Origin of Vignarola
Vignarola is a traditional and very tasty dish of lightly stewed spring vegetables that is considered typical of Rome and its surrounding countryside. Habitually eaten in late April – early May, it celebrates the young peas and broad (fava) beans that are at their best during that short period, teaming them together with the last of the season’s globe artichokes, and is presumed to have originated in the area of Velletri, to the south of Rome, which is known for its extensive vineyards. In fact, it takes its name from the word vignarolo, which means vine-grower in the vernacular and also greengrocer in Roman dialect, and peas and broad beans used to be grown in between the vines in the Velletri area so that the vine-growers could attend to them and pick them while working on the vines.

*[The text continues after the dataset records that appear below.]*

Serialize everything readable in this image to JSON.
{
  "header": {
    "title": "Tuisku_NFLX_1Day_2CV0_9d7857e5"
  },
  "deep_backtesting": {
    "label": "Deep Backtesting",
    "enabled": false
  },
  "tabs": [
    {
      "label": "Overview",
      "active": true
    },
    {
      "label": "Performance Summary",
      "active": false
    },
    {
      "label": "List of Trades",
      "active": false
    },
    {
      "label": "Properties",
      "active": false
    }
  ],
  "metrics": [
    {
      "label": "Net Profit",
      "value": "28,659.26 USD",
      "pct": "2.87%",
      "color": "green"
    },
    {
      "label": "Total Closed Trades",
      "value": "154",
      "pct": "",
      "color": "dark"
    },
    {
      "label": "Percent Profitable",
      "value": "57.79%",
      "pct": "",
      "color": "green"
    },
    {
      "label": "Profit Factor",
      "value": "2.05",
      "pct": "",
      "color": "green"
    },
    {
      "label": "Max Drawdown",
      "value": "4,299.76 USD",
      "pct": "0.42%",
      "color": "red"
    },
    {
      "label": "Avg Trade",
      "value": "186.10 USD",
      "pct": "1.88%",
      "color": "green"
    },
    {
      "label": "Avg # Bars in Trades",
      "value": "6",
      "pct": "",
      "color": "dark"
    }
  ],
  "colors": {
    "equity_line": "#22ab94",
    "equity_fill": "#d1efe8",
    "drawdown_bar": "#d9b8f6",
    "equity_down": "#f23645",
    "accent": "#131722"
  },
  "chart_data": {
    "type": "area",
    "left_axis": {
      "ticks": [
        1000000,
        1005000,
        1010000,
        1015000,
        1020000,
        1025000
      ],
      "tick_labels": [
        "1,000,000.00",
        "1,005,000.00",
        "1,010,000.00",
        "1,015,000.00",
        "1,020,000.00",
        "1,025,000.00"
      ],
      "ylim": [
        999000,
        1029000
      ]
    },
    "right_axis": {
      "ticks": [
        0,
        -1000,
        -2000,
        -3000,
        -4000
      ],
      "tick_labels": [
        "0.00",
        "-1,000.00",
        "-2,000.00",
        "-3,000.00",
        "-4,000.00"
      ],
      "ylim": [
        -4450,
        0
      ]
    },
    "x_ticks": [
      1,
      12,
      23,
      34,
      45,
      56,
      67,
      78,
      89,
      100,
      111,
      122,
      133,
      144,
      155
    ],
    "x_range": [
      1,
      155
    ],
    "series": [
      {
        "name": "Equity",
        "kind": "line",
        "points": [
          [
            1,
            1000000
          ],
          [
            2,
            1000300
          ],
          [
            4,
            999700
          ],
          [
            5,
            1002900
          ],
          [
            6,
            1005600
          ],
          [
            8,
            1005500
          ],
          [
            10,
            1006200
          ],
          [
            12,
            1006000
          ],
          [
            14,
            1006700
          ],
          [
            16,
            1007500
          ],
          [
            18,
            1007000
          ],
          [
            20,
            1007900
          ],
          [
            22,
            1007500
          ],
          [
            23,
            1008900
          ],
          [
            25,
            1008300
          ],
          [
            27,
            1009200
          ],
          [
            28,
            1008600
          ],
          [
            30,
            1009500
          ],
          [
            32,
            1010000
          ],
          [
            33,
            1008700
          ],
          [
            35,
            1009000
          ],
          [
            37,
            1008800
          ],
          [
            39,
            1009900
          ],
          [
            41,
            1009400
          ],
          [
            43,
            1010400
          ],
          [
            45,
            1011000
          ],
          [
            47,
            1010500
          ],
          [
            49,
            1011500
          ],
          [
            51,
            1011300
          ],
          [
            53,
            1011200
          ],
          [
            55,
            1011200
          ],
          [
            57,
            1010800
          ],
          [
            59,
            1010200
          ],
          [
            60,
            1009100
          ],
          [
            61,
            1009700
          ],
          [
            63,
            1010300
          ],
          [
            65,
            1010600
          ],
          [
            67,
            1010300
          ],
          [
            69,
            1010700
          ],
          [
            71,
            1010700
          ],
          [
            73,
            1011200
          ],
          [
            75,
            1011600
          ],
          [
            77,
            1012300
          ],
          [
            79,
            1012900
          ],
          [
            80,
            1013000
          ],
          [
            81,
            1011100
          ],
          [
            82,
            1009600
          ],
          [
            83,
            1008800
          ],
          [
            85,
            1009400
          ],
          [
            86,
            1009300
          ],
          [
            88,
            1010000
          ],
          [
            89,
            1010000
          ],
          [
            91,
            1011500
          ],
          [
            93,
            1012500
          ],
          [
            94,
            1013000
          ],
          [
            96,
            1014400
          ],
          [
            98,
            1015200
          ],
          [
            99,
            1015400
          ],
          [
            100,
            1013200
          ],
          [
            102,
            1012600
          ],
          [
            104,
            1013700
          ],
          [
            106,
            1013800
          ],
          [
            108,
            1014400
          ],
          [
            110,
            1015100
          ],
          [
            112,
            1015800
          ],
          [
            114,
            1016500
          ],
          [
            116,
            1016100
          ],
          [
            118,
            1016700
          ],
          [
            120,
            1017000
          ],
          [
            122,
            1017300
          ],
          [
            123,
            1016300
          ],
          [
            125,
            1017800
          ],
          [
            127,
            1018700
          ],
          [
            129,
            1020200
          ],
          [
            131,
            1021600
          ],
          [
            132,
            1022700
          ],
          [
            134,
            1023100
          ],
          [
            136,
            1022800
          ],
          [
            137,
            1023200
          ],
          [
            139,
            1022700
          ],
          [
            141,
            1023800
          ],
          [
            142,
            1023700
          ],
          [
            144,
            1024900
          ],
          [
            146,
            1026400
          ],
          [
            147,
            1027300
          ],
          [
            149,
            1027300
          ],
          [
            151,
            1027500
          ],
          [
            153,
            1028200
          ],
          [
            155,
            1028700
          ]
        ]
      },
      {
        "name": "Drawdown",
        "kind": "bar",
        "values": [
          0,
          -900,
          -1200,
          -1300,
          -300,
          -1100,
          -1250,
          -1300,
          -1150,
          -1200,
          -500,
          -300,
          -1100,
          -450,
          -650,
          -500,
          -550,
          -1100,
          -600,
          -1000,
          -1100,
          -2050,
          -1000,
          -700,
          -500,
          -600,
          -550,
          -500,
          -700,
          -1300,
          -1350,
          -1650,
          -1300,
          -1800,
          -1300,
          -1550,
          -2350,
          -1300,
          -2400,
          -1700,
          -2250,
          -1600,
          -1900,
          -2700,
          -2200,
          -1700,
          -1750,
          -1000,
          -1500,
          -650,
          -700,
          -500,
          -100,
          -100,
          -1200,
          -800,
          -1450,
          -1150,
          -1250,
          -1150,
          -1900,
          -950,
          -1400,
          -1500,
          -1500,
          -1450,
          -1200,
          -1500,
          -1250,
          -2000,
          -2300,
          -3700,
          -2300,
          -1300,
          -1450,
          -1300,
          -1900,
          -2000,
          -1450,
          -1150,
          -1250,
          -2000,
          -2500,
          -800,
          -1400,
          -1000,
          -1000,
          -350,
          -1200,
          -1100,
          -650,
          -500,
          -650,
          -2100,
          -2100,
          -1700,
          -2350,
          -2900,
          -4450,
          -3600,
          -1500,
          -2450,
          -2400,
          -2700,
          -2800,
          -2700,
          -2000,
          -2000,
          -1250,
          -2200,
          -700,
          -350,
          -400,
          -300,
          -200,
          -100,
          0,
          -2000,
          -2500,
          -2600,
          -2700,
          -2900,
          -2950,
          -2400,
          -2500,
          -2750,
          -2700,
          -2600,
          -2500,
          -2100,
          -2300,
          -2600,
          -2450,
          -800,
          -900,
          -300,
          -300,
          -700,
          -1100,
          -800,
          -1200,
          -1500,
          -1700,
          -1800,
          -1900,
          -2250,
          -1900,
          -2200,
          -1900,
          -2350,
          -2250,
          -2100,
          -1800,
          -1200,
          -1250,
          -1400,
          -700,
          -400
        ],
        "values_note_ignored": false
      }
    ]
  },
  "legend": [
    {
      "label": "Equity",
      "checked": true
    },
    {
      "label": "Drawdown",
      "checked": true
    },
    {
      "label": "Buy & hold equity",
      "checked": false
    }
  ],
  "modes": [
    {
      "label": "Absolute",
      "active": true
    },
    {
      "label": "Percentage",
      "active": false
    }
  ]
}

While this can be considered a standard recipe, practically every region of Italy – and every cook – will have their own version and it is also very adaptable to whatever vegetables are to hand or at their best.
500 g broad (fava) beans, in their pods
500 g peas, in their pods
1 romaine lettuce
400 g globe artichokes
2 spring onions (scallions)
70 ml dry white wine
1. Remove the beans and peas from their pods. You should obtain approximately 200 g of each.
2. Cut the lettuce leaves crosswise into medium-sized strips, rinse them thoroughly and leave to drain in a colander.
3. Prepare the artichokes by removing their tough outer leaves, cutting off most of the stem and peeling and trimming the remaining stump, chopping off the spiky tops of the remaining leaves and then cutting the artichoke in half and then into slices. There is no need to remove any choke found at its centre. [This tricky and time-consuming operation can be avoided by using frozen sliced or quartered artichoke hearts.]
4. Finely chop just the white part of the spring onions.
5. Heat a little oil in a wide-based pan and add the onions, cooking them at medium heat for a few minutes and, as soon as they start to turn golden, raise the heat a little and add the sliced artichokes.
6. Cook for 3-4 minutes and then add the beans. Toss together in the pan and, after around 3 minutes, add the peas and continue cooking and tossing for 3-4 minutes more and then add the lettuce.
7. At this point, add the wine, raise the heat a little and allow the alcohol in the wine to evaporate completely and then cover the pan with a lid and leave to cook on a low heat for at least 10 minutes, checking occasionally that there is sufficient liquid in the pan and adding a little water if necessary.
8. Remove the lid, add salt to taste and continue cooking for 5 more minutes. Serve after drizzling with a little olive oil
– Vignarola is extremely versatile since it can be eaten as a stand-alone dish, as an accompaniment to meat, fish or eggs and is also good on top of a bruschetta, inside an omelette, stirred into pasta or rice, etc. It can also be made perfectly well and at any time of the year using frozen vegetables.
– Vignarola Variations often include the addition of unsmoked pancetta/bacon together with the onion, as well as asparagus, chard, boiled new potatoes and/or a final sprinkling of mint, and the omission of the lettuce and/or the artichokes.